We were already en route for six months; the train would move for an hour and stand for a week. So once we stopped at one of the stations. Mama, as she told us, got off on the platform. On the opposite track a military train was slowly passing in the other direction. The wagons were flashing by and for some reason mama looked very attentively into the windows of each one. A mother’s heart. You can’t fool it. And suddenly there was a childish cry: “Mama, Mama!” It was my sister Fanya calling out from the passing wagon. Soldiers’ hands grabbed the child and practically threw her from the train. My mother cried out so loudly that I still remember her cry to this day. Soldiers had picked up my sister when she left the train [6 months earlier] and she had been traveling with them along the paths of the war, until her path crossed ours.
This is one of the episodes from the life of my family as we made our way to our designated places. Something terrible happened to each of us children. But all five of us survived and as soon as our native places were liberated, we headed home. The route back was less dramatic.
At one of the junction stations, I really don’t even know how we managed, but a new pair of red shoes was bought for me. I ran around in them, happy, until we got back on the train. I remember that my eyes never left the bag where Mama made me put the shoes, saving them so they would still be new when we arrived home…and then we were there, in our native place. The smell of our native place made us drunk. June, warm, everything native [“rodnoy”]. We arrived at night. We were allowed to rest on the train until morning. Mama put the bag (that is all that we took with us) under her head, we put our heads on mama’s stomach… and we all fell asleep in a minute. Later Mama, justifying herself, would say, “Nu, every dog knew us here, the native air caressed our cheeks, I never would have thought…”. The fact of the matter is that someone stole the bag out from under Mama’s head. We had traveled with this bag for four months all over Russia, she had guarded it so carefully, we all mourned so, and there you have it, our native place made us drunk, and we were robbed…robbery, always robbery.
Lord, how I cried over my red shoes. Mother could not calm me. For these were my first such beautiful, such red shoes. At that time my mother cried with me, and then having become a grandmother, she told her grandchildren about this and the tears poured down her already grandmotherly face, and now when I write to you about this, my eyes are also wet, in fact these children’s shoes are right before my eyes along with Mama’s tears, which she didn’t even notice and didn’t wipe away…
Later, when I lived with my parents, and later, when I would come to visit them, I would hear from my father’s mouth: “You should tell how you slept through the bag and left your children cold and hungry!”. This was the most terrible reproach of my mother [that ever came] from my father’s mouth. Sad, right? Then we had more than enough of what was sad and what was funny. Something kind of lopsided about it all.
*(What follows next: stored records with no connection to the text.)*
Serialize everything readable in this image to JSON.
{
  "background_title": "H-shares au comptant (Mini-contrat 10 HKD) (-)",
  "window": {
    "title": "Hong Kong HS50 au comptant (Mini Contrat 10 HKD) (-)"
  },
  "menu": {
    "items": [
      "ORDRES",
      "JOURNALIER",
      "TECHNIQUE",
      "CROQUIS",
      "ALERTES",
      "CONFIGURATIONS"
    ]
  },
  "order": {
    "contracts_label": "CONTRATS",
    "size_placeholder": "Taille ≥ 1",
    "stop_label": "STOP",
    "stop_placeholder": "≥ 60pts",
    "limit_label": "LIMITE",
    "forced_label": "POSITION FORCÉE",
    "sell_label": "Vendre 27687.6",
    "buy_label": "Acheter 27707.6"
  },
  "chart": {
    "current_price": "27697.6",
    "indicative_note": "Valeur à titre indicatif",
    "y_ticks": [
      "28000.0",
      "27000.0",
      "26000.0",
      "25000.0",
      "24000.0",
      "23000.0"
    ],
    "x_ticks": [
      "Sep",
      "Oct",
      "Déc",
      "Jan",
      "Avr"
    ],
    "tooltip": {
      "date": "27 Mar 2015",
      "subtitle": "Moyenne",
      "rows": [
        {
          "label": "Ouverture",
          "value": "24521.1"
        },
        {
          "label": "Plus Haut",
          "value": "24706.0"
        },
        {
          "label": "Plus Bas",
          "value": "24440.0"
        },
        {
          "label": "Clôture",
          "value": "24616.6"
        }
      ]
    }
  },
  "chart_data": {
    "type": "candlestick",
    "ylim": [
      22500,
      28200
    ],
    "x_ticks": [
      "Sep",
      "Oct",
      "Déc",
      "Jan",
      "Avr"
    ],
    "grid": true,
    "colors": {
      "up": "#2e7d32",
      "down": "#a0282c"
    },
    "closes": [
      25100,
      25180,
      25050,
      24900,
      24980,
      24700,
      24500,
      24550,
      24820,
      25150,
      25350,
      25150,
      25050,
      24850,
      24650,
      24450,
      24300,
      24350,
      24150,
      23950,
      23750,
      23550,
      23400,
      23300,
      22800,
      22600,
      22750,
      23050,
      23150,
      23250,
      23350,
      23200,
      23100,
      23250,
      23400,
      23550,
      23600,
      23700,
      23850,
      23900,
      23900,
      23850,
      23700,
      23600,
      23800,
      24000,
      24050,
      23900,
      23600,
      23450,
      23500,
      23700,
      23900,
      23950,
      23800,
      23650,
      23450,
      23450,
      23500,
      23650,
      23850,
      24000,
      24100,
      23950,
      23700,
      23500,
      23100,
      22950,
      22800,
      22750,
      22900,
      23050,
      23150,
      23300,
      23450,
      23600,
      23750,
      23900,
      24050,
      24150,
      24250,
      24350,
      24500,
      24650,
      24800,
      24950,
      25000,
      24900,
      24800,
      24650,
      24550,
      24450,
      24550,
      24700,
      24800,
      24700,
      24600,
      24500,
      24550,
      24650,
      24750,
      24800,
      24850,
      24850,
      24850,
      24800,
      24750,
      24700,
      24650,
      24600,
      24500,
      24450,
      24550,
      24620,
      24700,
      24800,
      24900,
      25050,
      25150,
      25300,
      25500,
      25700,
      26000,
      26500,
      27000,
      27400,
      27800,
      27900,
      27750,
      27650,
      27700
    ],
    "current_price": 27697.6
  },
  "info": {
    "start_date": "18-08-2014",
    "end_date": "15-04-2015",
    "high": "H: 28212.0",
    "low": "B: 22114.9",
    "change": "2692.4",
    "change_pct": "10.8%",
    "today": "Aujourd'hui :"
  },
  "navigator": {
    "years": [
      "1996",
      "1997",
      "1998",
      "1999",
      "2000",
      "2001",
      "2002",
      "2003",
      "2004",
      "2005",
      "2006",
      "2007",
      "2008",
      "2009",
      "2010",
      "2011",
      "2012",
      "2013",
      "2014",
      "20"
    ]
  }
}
Well, so it is, I won’t rewrite it…
When we returned to our home, we found ashes. Our entire little town was burned. To nothing. But what happiness it was with tears in our eyes that we were home, although no one had any houses. And so we began to live in earthen huts.
So you see, in order to write in detail about my life, more than one sheet of paper is needed. So there will be a continuation in the next letter. And in the next letter I will try to describe things more briefly.
My good, so dear [“rodnoy”] ones. I wish you health, I wish you everything good that there is on Earth.
Ach, if I could embrace you. Again, please, be healthy.